The council approved an amendment to the Mid-America Enterprise Zone allowing for a 10-year property tax abatement within the boundaries of the zone that includes portions of O’Fallon, Shiloh, Lebanon, Mascoutah, and unincorporated St. Clair County.

The tax abatement is voluntary for taxing districts to approve for their specific tax levies, so each taxing district must approve this abatement separately. School District 90 approved it March 19 and School District 203 approved it March 21. On April 1, the council authorized the mayor to sign an intergovernmental agreement with school districts 90 and 203 for the Mid-America Enterprise Zone.

An Enterprise Zone is a state program that provides incentives to commercial and industrial users for job creation and investment. The incentives would allow the Mid America Commerce Center to be competitive with other developments in the St. Louis region and surrounding trade areas, including Chicago, Kansas City, Nashville and Indianapolis.
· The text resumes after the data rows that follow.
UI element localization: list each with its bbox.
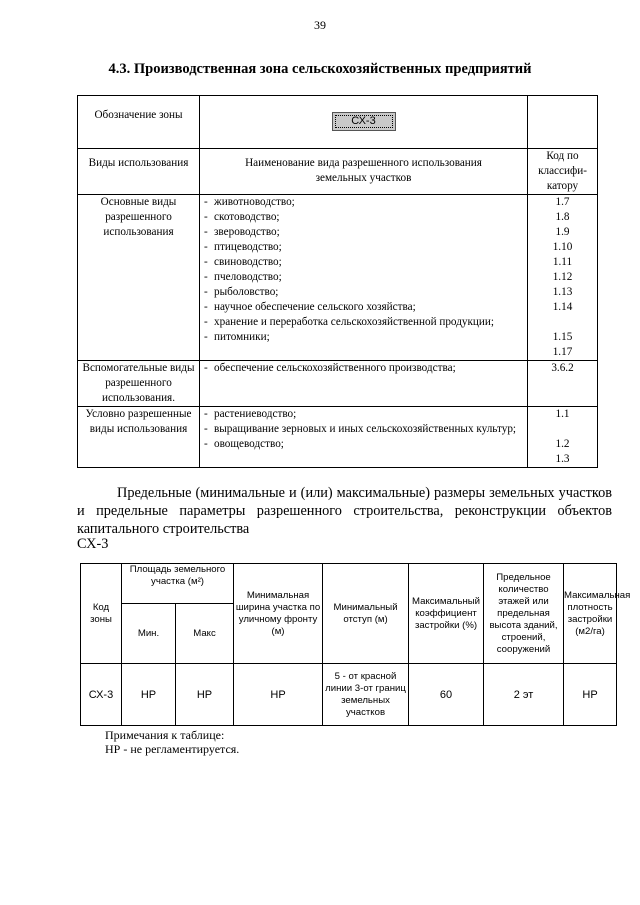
group-name: Вспомогательные виды разрешенного использования.	[78, 361, 200, 407]
table-row	[81, 664, 617, 726]
page-number: 39	[314, 18, 326, 32]
permitted-use-table	[77, 95, 598, 468]
code-value: 1.14	[552, 301, 573, 313]
header-max-floors: Предельное количество этажей или предельная высота зданий, строений, сооружений	[484, 564, 564, 664]
list-item: - пчеловодство;	[204, 271, 282, 283]
list-item: - выращивание зерновых и иных сельскохозяйственных культур;	[204, 423, 517, 435]
notes-line: НР - не регламентируется.	[105, 742, 240, 756]
parameters-table	[80, 563, 631, 726]
list-item: - скотоводство;	[204, 211, 280, 223]
cell-min: НР	[122, 664, 176, 726]
header-max-density: Максимальная плотность застройки (м2/га)	[564, 564, 617, 664]
header-max: Макс	[176, 604, 234, 664]
group-name: Основные виды разрешенного использования	[78, 195, 200, 361]
table-notes	[105, 728, 239, 756]
header-min-setback: Минимальный отступ (м)	[323, 564, 409, 664]
list-item: - звероводство;	[204, 226, 280, 238]
code-value: 1.8	[555, 211, 570, 223]
col-header-use-name: Наименование вида разрешенного использования земельных участков	[200, 149, 528, 195]
col-header-use-types: Виды использования	[78, 149, 200, 195]
table-row	[78, 149, 598, 195]
table-row	[78, 195, 598, 361]
cell-max: НР	[176, 664, 234, 726]
section-title: 4.3. Производственная зона сельскохозяйственных предприятий	[108, 61, 532, 77]
zone-label: СХ-3	[77, 536, 109, 552]
cell-coverage: 60	[409, 664, 484, 726]
code-value: 1.10	[552, 241, 573, 253]
cell-floors: 2 эт	[484, 664, 564, 726]
code-value: 1.1	[555, 408, 570, 420]
header-plot-area: Площадь земельного участка (м²)	[122, 564, 234, 604]
cell-setback: 5 - от красной линии 3-от границ земельных участков	[323, 664, 409, 726]
cell-density: НР	[564, 664, 617, 726]
code-value: 1.15	[552, 331, 573, 343]
code-value: 1.3	[555, 453, 570, 465]
header-min: Мин.	[122, 604, 176, 664]
list-item: - рыболовство;	[204, 286, 279, 298]
header-min-width: Минимальная ширина участка по уличному фронту (м)	[234, 564, 323, 664]
list-item: - хранение и переработка сельскохозяйственной продукции;	[204, 316, 494, 328]
limits-paragraph: Предельные (минимальные и (или) максимальные) размеры земельных участков и предельные параметры разрешенного строительства, реконструкции объектов капитального строительства	[77, 485, 612, 537]
header-max-coverage: Максимальный коэффициент застройки (%)	[409, 564, 484, 664]
cell-min-width: НР	[234, 664, 323, 726]
code-value: 1.9	[555, 226, 570, 238]
code-value: 3.6.2	[551, 362, 574, 374]
cell-zone: СХ-3	[81, 664, 122, 726]
list-item: - обеспечение сельскохозяйственного производства;	[204, 362, 456, 374]
list-item: - животноводство;	[204, 196, 295, 208]
table-row	[78, 407, 598, 468]
group-name: Условно разрешенные виды использования	[78, 407, 200, 468]
code-value: 1.11	[552, 256, 573, 268]
table-row	[78, 361, 598, 407]
code-value: 1.2	[555, 438, 570, 450]
list-item: - растениеводство;	[204, 408, 297, 420]
designation-label: Обозначение зоны	[78, 96, 200, 149]
list-item: - овощеводство;	[204, 438, 284, 450]
header-zone-code: Код зоны	[81, 564, 122, 664]
list-item: - свиноводство;	[204, 256, 282, 268]
col-header-code: Код по классифи-катору	[528, 149, 598, 195]
code-value: 1.12	[552, 271, 573, 283]
zone-code-button[interactable]: СХ-3	[332, 112, 396, 131]
code-value: 1.17	[552, 346, 573, 358]
table-row	[78, 96, 598, 149]
notes-title: Примечания к таблице:	[105, 728, 225, 742]
code-value: 1.13	[552, 286, 573, 298]
list-item: - питомники;	[204, 331, 270, 343]
list-item: - птицеводство;	[204, 241, 282, 253]
table-row	[81, 564, 617, 604]
list-item: - научное обеспечение сельского хозяйства;	[204, 301, 416, 313]
code-value: 1.7	[555, 196, 570, 208]
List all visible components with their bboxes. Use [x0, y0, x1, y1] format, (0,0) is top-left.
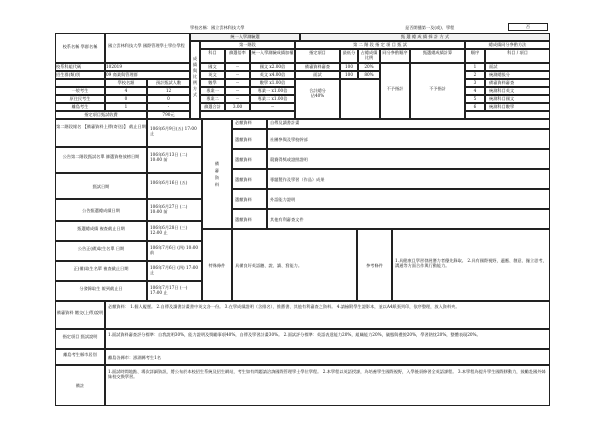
item2: 面試: [295, 71, 340, 79]
bottom-label: 備註: [55, 365, 105, 406]
quota-row-a: 1: [105, 103, 147, 111]
doc-check: 選繳資料: [232, 169, 267, 189]
bottom-label: 備審資料 繳交(上傳)說明: [55, 301, 105, 329]
weighted-label: 合計總分: [309, 88, 326, 93]
tiebreak-v: 統測科目國文: [485, 95, 550, 103]
tiebreak-title: 總成績同分參酌方法: [465, 41, 550, 49]
quota-col-a: 學校名額: [105, 79, 147, 87]
tiebreak-n: 3: [465, 79, 485, 87]
score-weight: 專業二 x1.00倍: [250, 95, 295, 103]
col-pct: 占總成績比例: [358, 49, 380, 63]
doc-item: 專題製作及學習（作品）成果: [267, 169, 550, 189]
quota-row-b: 12: [147, 87, 190, 95]
item1: 備審資料審查: [295, 63, 340, 71]
program-check-label: 是否開播第一及(或)、學程: [405, 25, 455, 30]
col-weight: 統一入學測驗成績加權: [250, 49, 295, 63]
score-ratio: --: [225, 63, 250, 71]
quota-row-b: -: [147, 103, 190, 111]
score-subject: 專業二: [200, 95, 225, 103]
tiebreak-v: 面試: [485, 63, 550, 71]
col-calc: 甄選總成績計算: [410, 49, 465, 63]
score-subject: 專業一: [200, 87, 225, 95]
doc-item: 自傳及讀書計畫: [267, 119, 550, 129]
order-no1: 不予指計: [380, 63, 410, 119]
item2-score: 100: [340, 71, 358, 79]
score-ratio: --: [225, 71, 250, 79]
score-ratio: 3.00: [225, 103, 250, 111]
dept-code-label: 校系名稱 學群名稱: [55, 33, 105, 63]
school-name: 學校名稱：國立雲林科技大學: [190, 25, 245, 30]
special-label: 特殊條件: [202, 229, 232, 301]
col-subject: 科目: [200, 49, 225, 63]
ref-value: 1.具健康且學習發展潛力者優先錄取。 2.具有國際視野，適應、創意、獨立思考，溝通等方面合作與行動能力。: [392, 229, 550, 301]
item1-score: 100: [340, 63, 358, 71]
score-side-label: 成績與比例方式: [190, 41, 200, 119]
tiebreak-v: 統測科目英文: [485, 87, 550, 95]
tiebreak-v: 備審資料審查: [485, 79, 550, 87]
score-subject: 篩選合計: [200, 103, 225, 111]
weighted-total: [295, 79, 340, 119]
score-weight: 數學 x1.00倍: [250, 79, 295, 87]
schedule-label: 公告第二階段甄試名單 篩選資格放榜日期: [55, 147, 147, 173]
bottom-text: 1.面試資料審查評分標準：自我說明30%，能力證明及獎勵事項40%，自傳及學習計畫30%。 2.面試評分標準：英語表達能力20%，組織能力20%，儀態與禮貌20%，學習熱忱20%，整體表現20%。: [105, 329, 550, 349]
score-blank: [200, 111, 295, 119]
schedule-label: 公告甄選總成績日期: [55, 199, 147, 221]
quota-row-label: 原住民考生: [55, 95, 105, 103]
tiebreak-n: 5: [465, 95, 485, 103]
schedule-label: 甄選總成績 複查截止日期: [55, 221, 147, 241]
program-check-value: 否: [508, 23, 548, 31]
schedule-value: 106年6月27日 (二) 10:00 前: [147, 199, 202, 221]
bottom-text: 1.面試時間地點、場次詳細資訊，將公布於本校招生系統及招生網站，考生如有問題請洽詢國際管理學士學位學程。 2.本學程以英語授課，為培養學生國際視野，入學後須修習全英語課程。 3.本學程為提升學生國際移動力，鼓勵赴國外姊妹校交換學習。: [105, 365, 550, 406]
schedule-value: 106年7月17日 (一) 17:00 止: [147, 281, 202, 301]
schedule-value: 106年6月16日 (五): [147, 173, 202, 199]
dept-name: 國立雲林科技大學 國際管理學士學位學程: [105, 33, 190, 63]
doc-item: 其他有利審查文件: [267, 209, 550, 229]
score-weight: 專業一 x1.00倍: [250, 87, 295, 95]
dept-quota-label: 招生群(類)別: [55, 71, 105, 79]
score-subject: 數學: [200, 79, 225, 87]
bottom-label: 指定項目 甄試說明: [55, 329, 105, 349]
doc-item: 社團參與及學校幹部: [267, 129, 550, 149]
col-item: 指定項目: [295, 49, 340, 63]
quota-row-label: 一般考生: [55, 87, 105, 95]
score-ratio: --: [225, 79, 250, 87]
weighted-pct: 佔40%: [310, 93, 325, 98]
quota-row-label: 離島考生: [55, 103, 105, 111]
score-ratio: --: [225, 87, 250, 95]
schedule-label: 第二階段報名 【備審資料上傳(寄送)】 截止日期: [55, 119, 147, 147]
quota-row-a: 4: [105, 87, 147, 95]
dept-code: 102019: [105, 63, 190, 71]
score-weight: 國文 x2.00倍: [250, 63, 295, 71]
quota-col-b: 預計甄試人數: [147, 79, 190, 87]
tiebreak-n: 2: [465, 71, 485, 79]
tiebreak-v: 統測科目數學: [485, 103, 550, 111]
ref-label: 參考條件: [357, 229, 392, 301]
schedule-value: 106年7月6日 (四) 17:00 止: [147, 261, 202, 281]
doc-item: 外語能力證明: [267, 189, 550, 209]
doc-check: 選繳資料: [232, 149, 267, 169]
item-blank: [340, 79, 380, 119]
tiebreak-col-v: 科目 / 項目: [485, 49, 550, 63]
doc-check: 選繳資料: [232, 189, 267, 209]
tiebreak-col-n: 順序: [465, 49, 485, 63]
title-right: 甄 選 總 成 績 採 計 方 式: [300, 33, 550, 41]
dept-group: 09 商業與管理群: [105, 71, 190, 79]
schedule-label: 甄試日期: [55, 173, 147, 199]
bottom-label: 離島考生縣市居別: [55, 349, 105, 365]
item2-pct: 80%: [358, 71, 380, 79]
score-subject: 國文: [200, 63, 225, 71]
col-order: 同分參酌順序: [380, 49, 410, 63]
stage1-header: 第一階段: [200, 41, 295, 49]
doc-check: 選繳資料: [232, 129, 267, 149]
special-value: 具備良好英語聽、說、讀、寫能力。: [232, 229, 357, 301]
tiebreak-n: 1: [465, 63, 485, 71]
score-subject: 英文: [200, 71, 225, 79]
tiebreak-n: 6: [465, 103, 485, 111]
col-min: 最低分: [340, 49, 358, 63]
docs-vertical: 備審資料: [202, 119, 232, 229]
schedule-label: 正(備)取生名單 複查截止日期: [55, 261, 147, 281]
quota-header-blank: [55, 79, 105, 87]
quota-row-b: 0: [147, 95, 190, 103]
bottom-text: 必繳資料： 1.個人履歷。 2.自傳及讀書計畫書中英文各一份。 3.在學成績證明（含排名）、推薦書、其他有利審查之資料。 4.請檢附學生證影本，並以A4紙張列印，依序整理，放入資料夾。: [105, 301, 550, 329]
doc-check: 選繳資料: [232, 209, 267, 229]
dept-code-title: 校系科組代碼: [55, 63, 105, 71]
title-left: 統一入學測驗選: [190, 33, 300, 41]
bottom-text: 離島各縣市：澎湖縣考生1名: [105, 349, 550, 365]
score-ratio: --: [225, 95, 250, 103]
fee-value: 790元: [147, 111, 190, 119]
quota-row-a: 0: [105, 95, 147, 103]
col-ratio: 篩選倍率: [225, 49, 250, 63]
schedule-value: 106年6月9日(五) 17:00 止: [147, 119, 202, 147]
tiebreak-n: 4: [465, 87, 485, 95]
stage2-header: 第 二 階 段 指 定 項 目 甄 試: [295, 41, 465, 49]
order-no2: 不予指計: [410, 63, 465, 119]
schedule-value: 106年6月13日 (二) 10:00 前: [147, 147, 202, 173]
schedule-label: 分發錄取生 報到截止日: [55, 281, 147, 301]
item1-pct: 20%: [358, 63, 380, 71]
score-weight: --: [250, 103, 295, 111]
doc-item: 競賽得獎或證照證明: [267, 149, 550, 169]
docs-head: 必繳資料: [232, 119, 267, 129]
schedule-value: 106年6月28日 (三) 12:00 止: [147, 221, 202, 241]
score-weight: 英文 x4.00倍: [250, 71, 295, 79]
schedule-label: 公告正(備)取生名單 日期: [55, 241, 147, 261]
tiebreak-blank: [465, 111, 550, 119]
tiebreak-v: 統測總級分: [485, 71, 550, 79]
schedule-value: 106年7月6日 (四) 10:00 前: [147, 241, 202, 261]
fee-label: 指定項目甄試收費: [55, 111, 147, 119]
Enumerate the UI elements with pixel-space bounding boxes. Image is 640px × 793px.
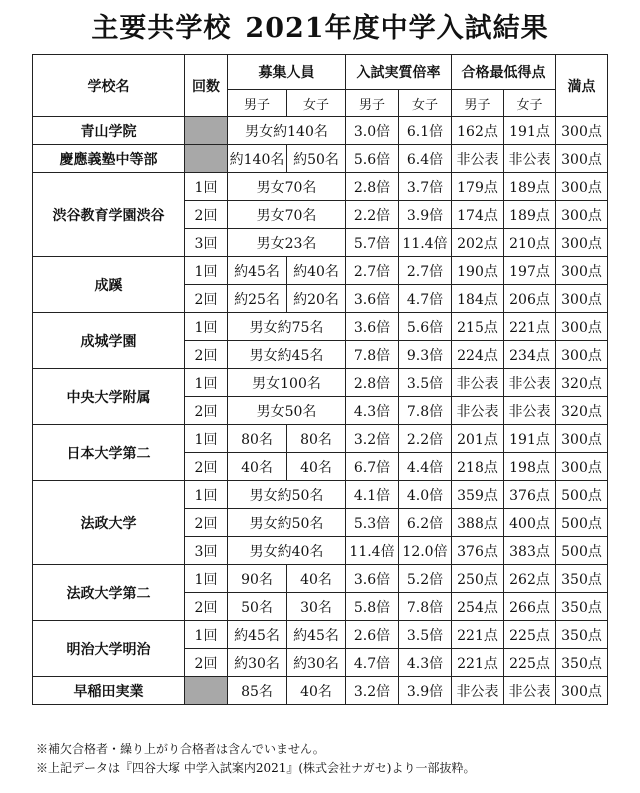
ratio-girls: 2.2倍 xyxy=(399,425,452,453)
round-cell-blank xyxy=(185,117,228,145)
round-cell: 1回 xyxy=(185,173,228,201)
round-cell: 2回 xyxy=(185,285,228,313)
header-ratio-girls: 女子 xyxy=(399,90,452,117)
ratio-boys: 3.6倍 xyxy=(346,313,399,341)
score-boys: 190点 xyxy=(452,257,504,285)
score-girls: 376点 xyxy=(504,481,556,509)
round-cell: 1回 xyxy=(185,481,228,509)
footnote: ※補欠合格者・繰り上がり合格者は含んでいません。 xyxy=(36,742,325,756)
ratio-boys: 3.2倍 xyxy=(346,425,399,453)
score-boys: 221点 xyxy=(452,621,504,649)
score-girls: 234点 xyxy=(504,341,556,369)
capacity-girls: 40名 xyxy=(287,677,346,705)
ratio-boys: 11.4倍 xyxy=(346,537,399,565)
capacity-girls: 約20名 xyxy=(287,285,346,313)
round-cell: 3回 xyxy=(185,537,228,565)
score-girls: 非公表 xyxy=(504,397,556,425)
header-min-score: 合格最低得点 xyxy=(452,55,556,90)
full-score: 500点 xyxy=(556,481,608,509)
table-row xyxy=(33,677,608,705)
score-boys: 254点 xyxy=(452,593,504,621)
ratio-boys: 7.8倍 xyxy=(346,341,399,369)
results-table xyxy=(32,54,608,705)
ratio-girls: 4.7倍 xyxy=(399,285,452,313)
table-row xyxy=(33,565,608,593)
score-girls: 197点 xyxy=(504,257,556,285)
school-name: 青山学院 xyxy=(33,117,185,145)
capacity-girls: 約30名 xyxy=(287,649,346,677)
school-name: 早稲田実業 xyxy=(33,677,185,705)
footnote: ※上記データは『四谷大塚 中学入試案内2021』(株式会社ナガセ)より一部抜粋。 xyxy=(36,761,476,775)
ratio-girls: 6.4倍 xyxy=(399,145,452,173)
ratio-boys: 5.3倍 xyxy=(346,509,399,537)
score-boys: 174点 xyxy=(452,201,504,229)
ratio-girls: 5.6倍 xyxy=(399,313,452,341)
score-girls: 189点 xyxy=(504,201,556,229)
table-row xyxy=(33,117,608,145)
footnotes xyxy=(36,740,475,778)
score-boys: 215点 xyxy=(452,313,504,341)
ratio-girls: 4.3倍 xyxy=(399,649,452,677)
title-main: 主要共学校 xyxy=(91,13,232,44)
ratio-boys: 5.8倍 xyxy=(346,593,399,621)
ratio-girls: 3.9倍 xyxy=(399,201,452,229)
score-girls: 225点 xyxy=(504,621,556,649)
full-score: 350点 xyxy=(556,649,608,677)
table-body xyxy=(33,117,608,705)
capacity-boys: 50名 xyxy=(228,593,287,621)
capacity-boys: 約45名 xyxy=(228,257,287,285)
school-name: 成城学園 xyxy=(33,313,185,369)
score-boys: 162点 xyxy=(452,117,504,145)
round-cell: 1回 xyxy=(185,369,228,397)
capacity-combined: 男女約50名 xyxy=(228,481,346,509)
round-cell-blank xyxy=(185,677,228,705)
header-school: 学校名 xyxy=(33,55,185,117)
full-score: 300点 xyxy=(556,677,608,705)
score-girls: 非公表 xyxy=(504,145,556,173)
full-score: 320点 xyxy=(556,369,608,397)
table-row xyxy=(33,425,608,453)
table-row xyxy=(33,313,608,341)
table-row xyxy=(33,145,608,173)
round-cell: 3回 xyxy=(185,229,228,257)
capacity-girls: 約45名 xyxy=(287,621,346,649)
score-boys: 376点 xyxy=(452,537,504,565)
capacity-girls: 80名 xyxy=(287,425,346,453)
score-girls: 非公表 xyxy=(504,677,556,705)
capacity-boys: 85名 xyxy=(228,677,287,705)
school-name: 明治大学明治 xyxy=(33,621,185,677)
score-girls: 非公表 xyxy=(504,369,556,397)
score-girls: 262点 xyxy=(504,565,556,593)
ratio-boys: 2.7倍 xyxy=(346,257,399,285)
capacity-boys: 約140名 xyxy=(228,145,287,173)
score-girls: 189点 xyxy=(504,173,556,201)
capacity-boys: 80名 xyxy=(228,425,287,453)
full-score: 300点 xyxy=(556,453,608,481)
header-full-score: 満点 xyxy=(556,55,608,117)
round-cell: 2回 xyxy=(185,201,228,229)
score-boys: 218点 xyxy=(452,453,504,481)
round-cell: 1回 xyxy=(185,621,228,649)
full-score: 300点 xyxy=(556,257,608,285)
score-boys: 非公表 xyxy=(452,677,504,705)
table-row xyxy=(33,481,608,509)
ratio-boys: 3.0倍 xyxy=(346,117,399,145)
score-boys: 非公表 xyxy=(452,145,504,173)
score-boys: 250点 xyxy=(452,565,504,593)
ratio-girls: 2.7倍 xyxy=(399,257,452,285)
header-round: 回数 xyxy=(185,55,228,117)
round-cell: 2回 xyxy=(185,649,228,677)
round-cell: 1回 xyxy=(185,313,228,341)
score-boys: 非公表 xyxy=(452,369,504,397)
school-name: 中央大学附属 xyxy=(33,369,185,425)
capacity-combined: 男女50名 xyxy=(228,397,346,425)
ratio-boys: 2.8倍 xyxy=(346,369,399,397)
capacity-girls: 40名 xyxy=(287,565,346,593)
full-score: 320点 xyxy=(556,397,608,425)
score-girls: 221点 xyxy=(504,313,556,341)
full-score: 300点 xyxy=(556,285,608,313)
score-boys: 非公表 xyxy=(452,397,504,425)
round-cell: 1回 xyxy=(185,257,228,285)
score-boys: 184点 xyxy=(452,285,504,313)
ratio-girls: 4.0倍 xyxy=(399,481,452,509)
capacity-girls: 約40名 xyxy=(287,257,346,285)
header-ratio: 入試実質倍率 xyxy=(346,55,452,90)
ratio-girls: 4.4倍 xyxy=(399,453,452,481)
score-boys: 359点 xyxy=(452,481,504,509)
capacity-girls: 40名 xyxy=(287,453,346,481)
full-score: 300点 xyxy=(556,201,608,229)
header-capacity: 募集人員 xyxy=(228,55,346,90)
ratio-boys: 5.7倍 xyxy=(346,229,399,257)
ratio-girls: 5.2倍 xyxy=(399,565,452,593)
ratio-girls: 6.1倍 xyxy=(399,117,452,145)
full-score: 350点 xyxy=(556,593,608,621)
header-score-boys: 男子 xyxy=(452,90,504,117)
score-girls: 266点 xyxy=(504,593,556,621)
ratio-girls: 3.5倍 xyxy=(399,621,452,649)
ratio-girls: 11.4倍 xyxy=(399,229,452,257)
capacity-boys: 40名 xyxy=(228,453,287,481)
school-name: 日本大学第二 xyxy=(33,425,185,481)
full-score: 300点 xyxy=(556,229,608,257)
ratio-girls: 9.3倍 xyxy=(399,341,452,369)
ratio-boys: 5.6倍 xyxy=(346,145,399,173)
table-row xyxy=(33,621,608,649)
title-year: 2021年度中学入試結果 xyxy=(245,13,549,44)
round-cell: 1回 xyxy=(185,565,228,593)
score-boys: 202点 xyxy=(452,229,504,257)
score-girls: 210点 xyxy=(504,229,556,257)
score-girls: 191点 xyxy=(504,117,556,145)
ratio-girls: 12.0倍 xyxy=(399,537,452,565)
round-cell: 1回 xyxy=(185,425,228,453)
score-boys: 201点 xyxy=(452,425,504,453)
ratio-girls: 3.9倍 xyxy=(399,677,452,705)
capacity-combined: 男女70名 xyxy=(228,173,346,201)
ratio-boys: 2.2倍 xyxy=(346,201,399,229)
score-girls: 206点 xyxy=(504,285,556,313)
table-row xyxy=(33,173,608,201)
ratio-boys: 3.6倍 xyxy=(346,565,399,593)
capacity-combined: 男女100名 xyxy=(228,369,346,397)
score-boys: 388点 xyxy=(452,509,504,537)
table-row xyxy=(33,257,608,285)
full-score: 300点 xyxy=(556,313,608,341)
score-boys: 221点 xyxy=(452,649,504,677)
score-girls: 383点 xyxy=(504,537,556,565)
ratio-boys: 3.6倍 xyxy=(346,285,399,313)
full-score: 300点 xyxy=(556,341,608,369)
full-score: 300点 xyxy=(556,117,608,145)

Tax abatements will be in areas not previously in the city limits, so the abatements will be minimal to the city property tax revenues. In the long term, new developments will significantly increase Estimated Assessed Valuation and property tax revenues.

O’Fallon growth on Interstate 64 and the HSHS-St. Elizabeth’s Medical Campus, along with the continual growth of Scott Air Force Base, has galvanized O’Fallon’s future for the good, Roach said.

“O’Fallon has been fortunate with many opportunities. Good location, great schools, and a trained workforce, to name a few. By leveraging the opportunities given, O’Fallon has become a story of success,” he said.

While the city has worked diligently on preparation the past year, really, the plans were in the works long before that, starting with the Illinois Department of Transportation building the Rieder Road interchange, which was completed in 2017.

Previously, there was a bridge there, but did not have a highway entry or exit. Construction began in 2014 for the new interchange, which now provides access to U.S. 50 and east O’Fallon as an alternative to Air Mobility Drive and North Green Mount Road. It opened access to I-64 for residents of the rural areas around Rieder Road and provided another route to MidAmerica Airport and the DISA Global Operations Command Center.

The exit is 21 miles from downtown St. Louis.